Just over here contemplating how it takes years to unravel generations of social conditioning that has us believing we have to play certain roles that we actually don’t and that as soon as we’re old enough to know what a tampon is they tell us we need to be a gushing river sparkling and twinkling in the sunlight of wider society’s divine waterfall potential with all the zeal and vigor of a torrent but if we don’t want to be a magnificent and subservient tributary of the source, enthusiastic in our bondage, and instead we want to become our own current, perhaps even small and soft and trickling like a leaky tap still finding its flow and not emptying itself hurriedly into the barren basin of its deferential existence then we’re going to have to be comfortable with being misunderstood and often disliked but I’m aaaaalso contemplating whether I should start with a dirty martini tonight or just stick with gin and tonics.
I act so free and knowing and brave. But I’m not. I’m scared shitless. Of the demons of my past. Of paths I forged because of them. Of roads I didn’t take. Of parts of me that shut down to keep out the pain. Of how they all might converge at some shadowy bend on the horizon of my future and run me off the road as the regret monsters on a deserted life highway lurch out of the darkness and gobble me up.
I’m no surer of anything now than when I was a speck of hydrogen dust on the universe’s windshield. Or maybe that’s when I knew the most. Maybe we all did. Maybe the curse of being born is forgetting all the secrets we knew before because the earthly baggage gets piled on top of us for so long that we can’t remember how light we were when we first came in. The fear sets in because we’re sitting at the bottom of a goddamned cargo hold when we’re meant to be gazing out the window.
I find myself constantly wanting to dig past the shit, hoping to get to the end of the compartment, where l’ll hit something solid. I’ll knock on it like a door. I’m not just searching for what feels sturdy, but looking for the me that’s hidden somewhere inside that overloaded vehicle. The me that started as that speck of awareness barnacled to the windshield watching the whole of the galaxy hurtle past. The me that truly is free and knowing and brave.

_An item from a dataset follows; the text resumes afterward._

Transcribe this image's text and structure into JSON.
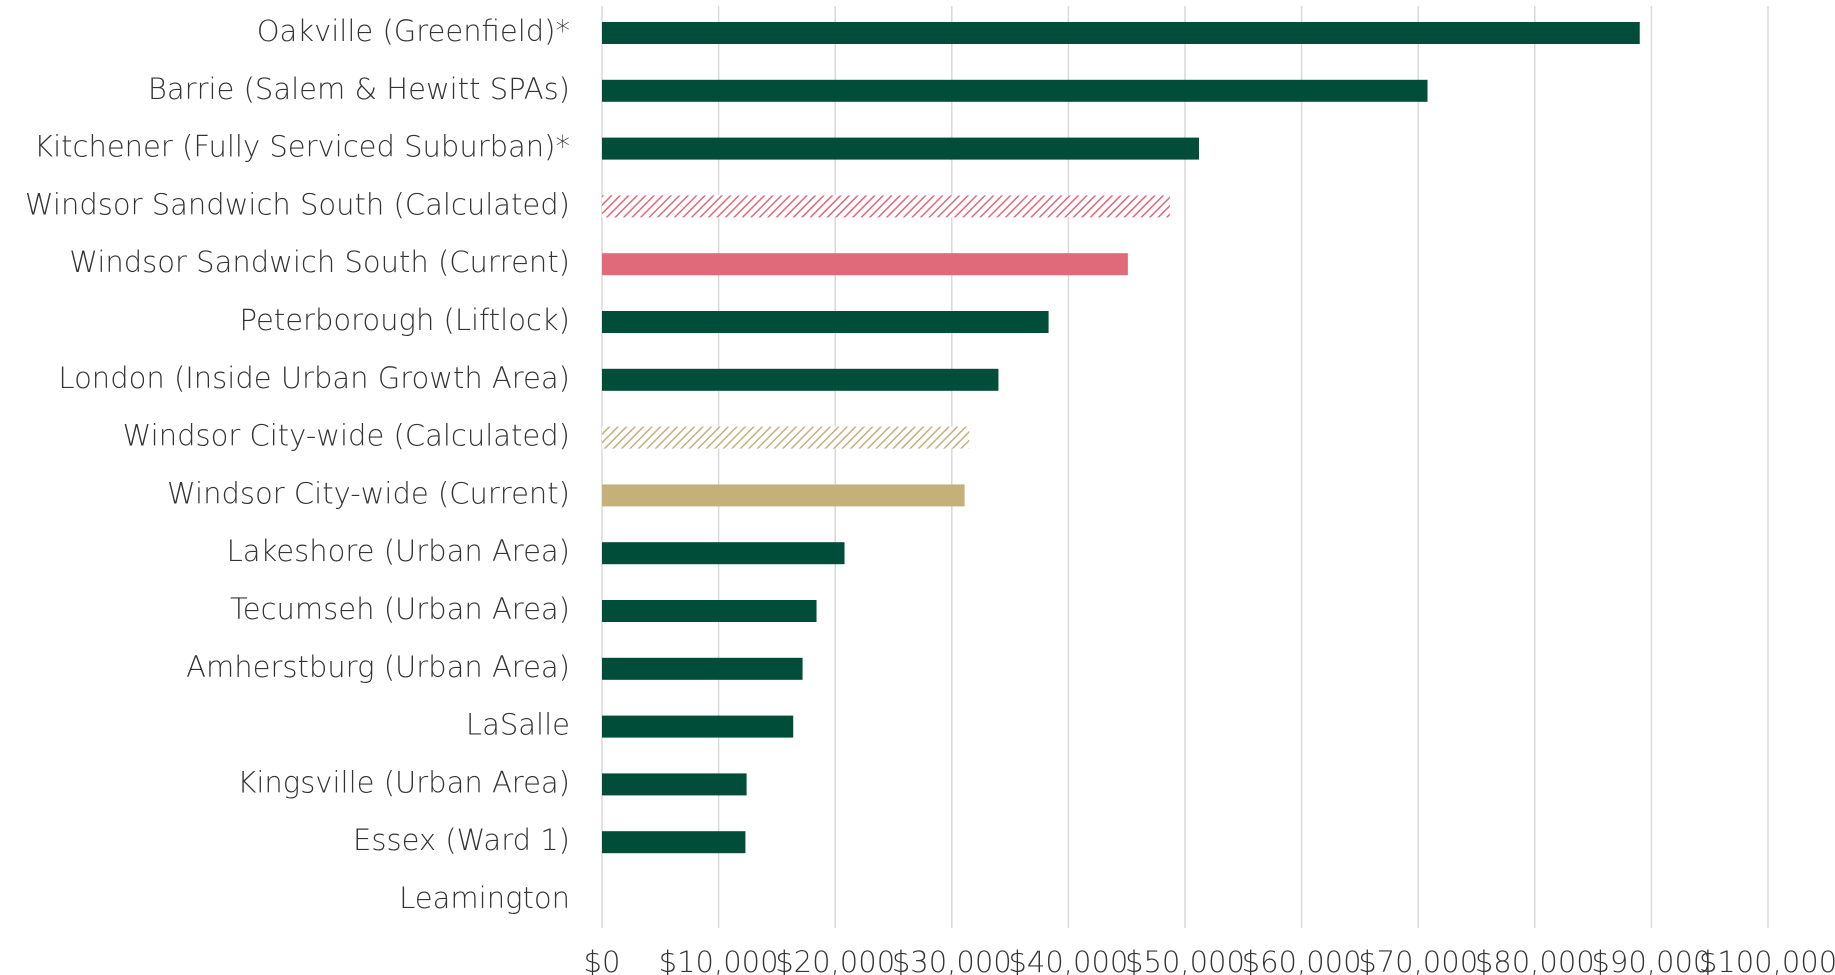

I’ve been writing my second novel while I try and get representation for the first one. This time feels different. I’m on the same road, still trying to light a path in the dark, but now I know I’ll get to the end of it because I’ve done it before. If finishing a book the first time was like driving at midnight in a hailstorm with broken headlights, this time is like driving at midnight in a hailstorm with at least one janky headlight flickering. It’s still messy, but it’s also just enough to know you’re gonna get there.
This second time around has also taught me trust. In the storymaking process. In the profound importance of what I’ll call the “adhesive” phase; when you exist in an excessively heightened state of awareness and openness and presence. In this phase, word counts might still be uncomfortably modest, and no idea feels holdable or articulable or maintainable yet. It can be frustrating because you’re essentially just operating as the human version of a sticky trap, catching every curiosity or fascination as it buzzes by and letting it bind to you like a freshly splattered gnat on a sweaty summer night in the subtropics.
Nothing is to be wasted, nothing is to be thrown out at this stage, because though it may seem like you’re now just some flat piece of useless glue with a bunch of random insects ensnared in you, the truth is that somewhere in that buggy graveyard is the story you will tell. The adhesive that is holding together all of the as yet unrelated parts—through some strange inconceivable alchemy—becomes conductive, inducing a current of word electricity within you. The lesson is knowing that the story you’re meant to tell will likely start as an almost imperceptible gnat stuck in the glue of your psyche. But you’ve gotta get sticky first.